Chas declares himself no longer entranced by death, having experienced too much of it lately. I agree - life is too full of joy and complexity and love - but it's a curious pleasure to wallow in melancholy sometimes.
She dwells with Beauty—Beauty that must die;
And Joy, whose hand is ever at his lips
Bidding adieu; and aching Pleasure nigh,
Turning to poison while the bee-mouth sips:
Ay, in the very temple of Delight
Veil’d Melancholy has her sovran shrine,
Though seen of none save him whose strenuous tongue
Can burst Joy’s grape against his palate fine;
His soul shall taste the sadness of her might,
And be among her cloudy trophies hung.
... as Keats so eloquently expressed it in his Ode on Melancholy.

Suicide is always a tragedy, and leaves heartbreak in its wake. But its cultural aspects are very interesting.

8 comments:

The Silver Eel said...

Kay Redfield Jamison's Touched With Fire alleges a strong correlation between manic depression/bipolar disorder and artistic achievement. The flip side is that the same impulse which drives you to create art has a high chance of killing you through suicide.

Yewtree said...

Yes, someone once said that we create art out of our own imbalance.

Bo said...

Touched with Fire is a great book.
I enjoyed this post a lot, Yvonne! Thanks!x

Yewtree said...

Glad you enjoyed it - inspired by both your blog and the Silver Eel's, I decided to write more about art and literature.

Bo said...

Good! You write so well.

Yewtree said...

Aww thanks! That means a lot to me :)

Steve Hayes said...

Wasn't it Keats who also wrote about being half in love with easeful death?

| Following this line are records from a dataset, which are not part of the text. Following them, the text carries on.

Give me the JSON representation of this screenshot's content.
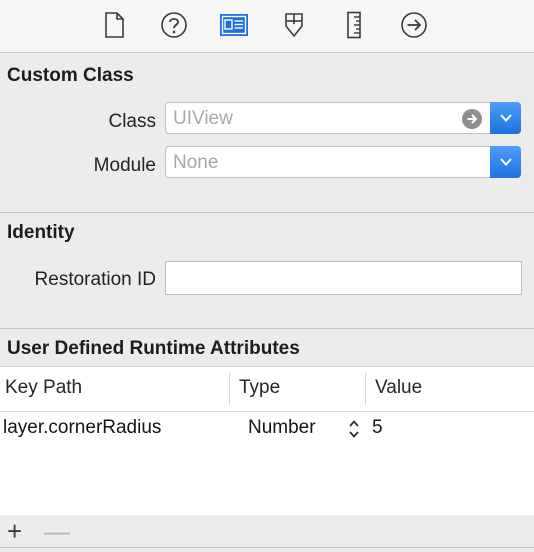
{
  "toolbar": {
    "tabs": [
      {
        "icon": "file-inspector-icon"
      },
      {
        "icon": "quick-help-icon"
      },
      {
        "icon": "identity-inspector-icon",
        "selected": true
      },
      {
        "icon": "attributes-inspector-icon"
      },
      {
        "icon": "size-inspector-icon"
      },
      {
        "icon": "connections-inspector-icon"
      }
    ],
    "selected_color": "#1f6fe0"
  },
  "custom_class": {
    "title": "Custom Class",
    "class_label": "Class",
    "class_placeholder": "UIView",
    "module_label": "Module",
    "module_placeholder": "None"
  },
  "identity": {
    "title": "Identity",
    "restoration_label": "Restoration ID",
    "restoration_value": ""
  },
  "runtime_attributes": {
    "title": "User Defined Runtime Attributes",
    "columns": [
      "Key Path",
      "Type",
      "Value"
    ],
    "rows": [
      {
        "key_path": "layer.cornerRadius",
        "type": "Number",
        "value": "5"
      }
    ],
    "add_label": "+",
    "remove_label": "—"
  }
}
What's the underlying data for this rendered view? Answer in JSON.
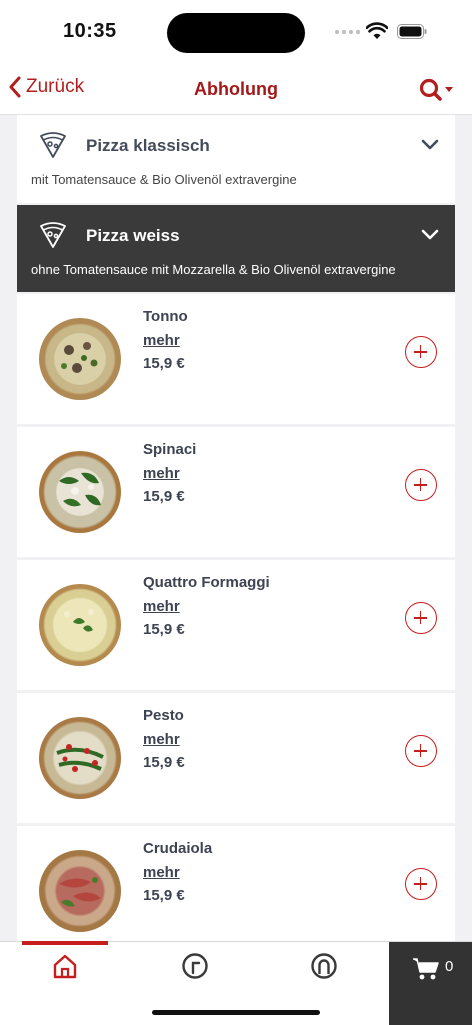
{
  "status": {
    "time": "10:35"
  },
  "nav": {
    "back_label": "Zurück",
    "title": "Abholung"
  },
  "categories": [
    {
      "title": "Pizza klassisch",
      "description": "mit Tomatensauce & Bio Olivenöl extravergine",
      "expanded": false
    },
    {
      "title": "Pizza weiss",
      "description": "ohne Tomatensauce mit Mozzarella & Bio Olivenöl extravergine",
      "expanded": true
    }
  ],
  "items": [
    {
      "name": "Tonno",
      "more": "mehr",
      "price": "15,9 €"
    },
    {
      "name": "Spinaci",
      "more": "mehr",
      "price": "15,9 €"
    },
    {
      "name": "Quattro Formaggi",
      "more": "mehr",
      "price": "15,9 €"
    },
    {
      "name": "Pesto",
      "more": "mehr",
      "price": "15,9 €"
    },
    {
      "name": "Crudaiola",
      "more": "mehr",
      "price": "15,9 €"
    }
  ],
  "tabbar": {
    "cart_count": "0",
    "tabs": [
      "home-icon",
      "history-icon",
      "account-icon"
    ]
  },
  "colors": {
    "accent": "#c61d1d",
    "dark_header": "#3a3a3a",
    "background": "#f1f1f3"
  }
}
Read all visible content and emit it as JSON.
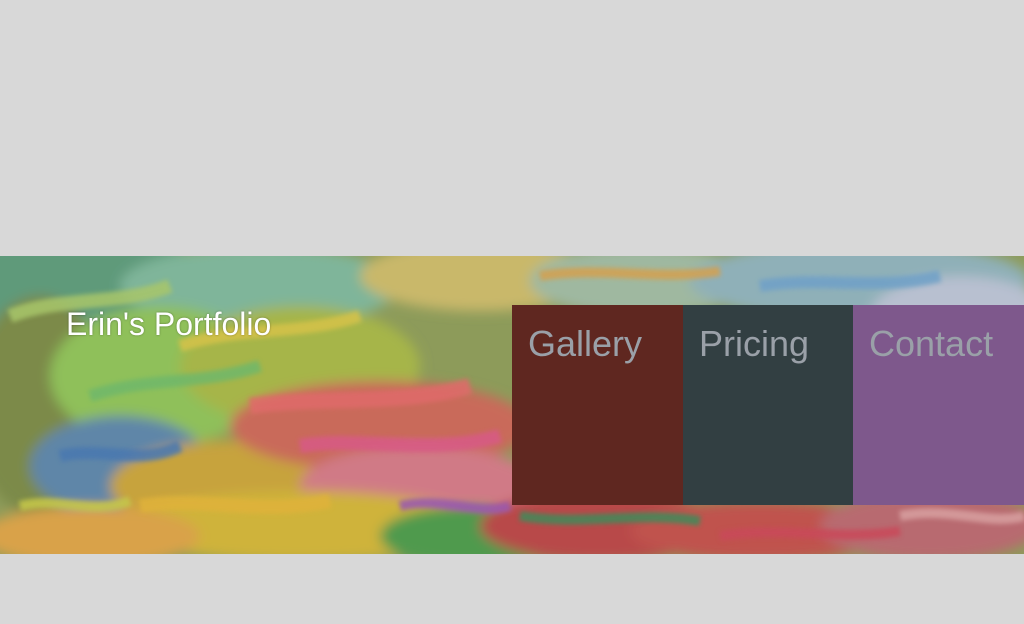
{
  "header": {
    "title": "Erin's Portfolio"
  },
  "nav": {
    "items": [
      {
        "label": "Gallery",
        "color": "#5f2720",
        "text_color": "#9aa0a8"
      },
      {
        "label": "Pricing",
        "color": "#323f42",
        "text_color": "#9aa0a8"
      },
      {
        "label": "Contact",
        "color": "#7e588c",
        "text_color": "#9aa0a8"
      }
    ]
  },
  "colors": {
    "page_background": "#d8d8d8",
    "title_text": "#ffffff"
  }
}
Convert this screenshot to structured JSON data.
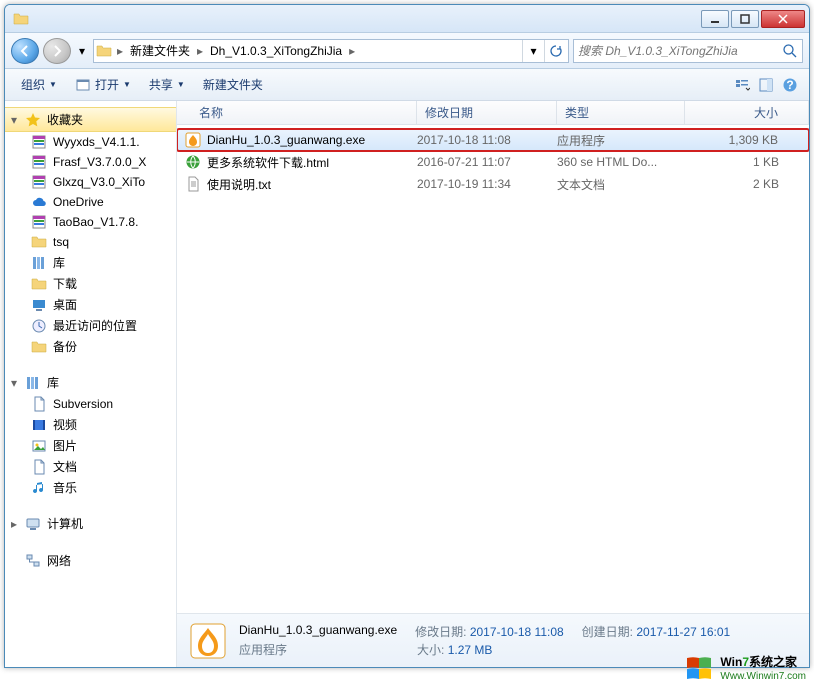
{
  "titlebar": {
    "title": ""
  },
  "winbuttons": {
    "min": "minimize",
    "max": "maximize",
    "close": "close"
  },
  "nav": {
    "crumbs": [
      "新建文件夹",
      "Dh_V1.0.3_XiTongZhiJia"
    ]
  },
  "search": {
    "placeholder": "搜索 Dh_V1.0.3_XiTongZhiJia"
  },
  "toolbar": {
    "organize": "组织",
    "open": "打开",
    "share": "共享",
    "newfolder": "新建文件夹"
  },
  "sidebar": {
    "favorites": {
      "label": "收藏夹",
      "items": [
        {
          "label": "Wyyxds_V4.1.1.",
          "ico": "rar"
        },
        {
          "label": "Frasf_V3.7.0.0_X",
          "ico": "rar"
        },
        {
          "label": "Glxzq_V3.0_XiTo",
          "ico": "rar"
        },
        {
          "label": "OneDrive",
          "ico": "cloud"
        },
        {
          "label": "TaoBao_V1.7.8.",
          "ico": "rar"
        },
        {
          "label": "tsq",
          "ico": "folder"
        },
        {
          "label": "库",
          "ico": "lib"
        },
        {
          "label": "下载",
          "ico": "folder"
        },
        {
          "label": "桌面",
          "ico": "desktop"
        },
        {
          "label": "最近访问的位置",
          "ico": "recent"
        },
        {
          "label": "备份",
          "ico": "folder"
        }
      ]
    },
    "libraries": {
      "label": "库",
      "items": [
        {
          "label": "Subversion",
          "ico": "doc"
        },
        {
          "label": "视频",
          "ico": "video"
        },
        {
          "label": "图片",
          "ico": "pic"
        },
        {
          "label": "文档",
          "ico": "doc"
        },
        {
          "label": "音乐",
          "ico": "music"
        }
      ]
    },
    "computer": {
      "label": "计算机"
    },
    "network": {
      "label": "网络"
    }
  },
  "columns": {
    "name": "名称",
    "date": "修改日期",
    "type": "类型",
    "size": "大小"
  },
  "rows": [
    {
      "name": "DianHu_1.0.3_guanwang.exe",
      "date": "2017-10-18 11:08",
      "type": "应用程序",
      "size": "1,309 KB",
      "ico": "exe",
      "sel": true,
      "hl": true
    },
    {
      "name": "更多系统软件下载.html",
      "date": "2016-07-21 11:07",
      "type": "360 se HTML Do...",
      "size": "1 KB",
      "ico": "html"
    },
    {
      "name": "使用说明.txt",
      "date": "2017-10-19 11:34",
      "type": "文本文档",
      "size": "2 KB",
      "ico": "txt"
    }
  ],
  "details": {
    "name": "DianHu_1.0.3_guanwang.exe",
    "type": "应用程序",
    "mdate_label": "修改日期:",
    "mdate": "2017-10-18 11:08",
    "cdate_label": "创建日期:",
    "cdate": "2017-11-27 16:01",
    "size_label": "大小:",
    "size": "1.27 MB"
  },
  "watermark": {
    "cn_pre": "Win",
    "cn_num": "7",
    "cn_post": "系统之家",
    "en": "Www.Winwin7.com"
  }
}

I too have found the cultural aspects of suicide fascinating, but also think of the heartbreak for those left behind, so I tend to agree with Chesterton when he says:

"Under the lengthening shadow of Ibsen, an argument arose whether it was not a very nice thing to murder
one's self. Grave moderns told us that we must not even say "poor fellow," of a man who had blown his brains out, since he was an enviable person, and had only blown them out because of their exceptional excellence. Mr. William Archer even suggested that in the golden age there would be penny-in-the-slot machines, by which a man could kill himself for a penny. In all this I found myself
utterly hostile to many who called themselves liberal and humane. Not only is suicide a sin, it is the sin. It is the ultimate and absolute evil, the refusal to take an interest in existence; the refusal to take the oath of loyalty to life. The man who kills a man, kills a man. The man who kills himself, kills all men; as far as he is concerned he wipes out the world. His act is worse (symbolically considered) than any rape or dynamite outrage. For it destroys all buildings: it insults all women. The thief is satisfied with diamonds; but the suicide is not: that is his crime. He cannot be bribed, even by the blazing stones of the Celestial City. The thief compliments the things he steals, if not the owner of them. But the suicide insults everything on earth by not stealing it. He defiles every flower by refusing to live for its sake. There is not a tiny creature in the cosmos at whom his death is not a sneer."

Yewtree said...

I do occasionally find myself agreeing with Chesterton... and on this occasion he is absolutely right.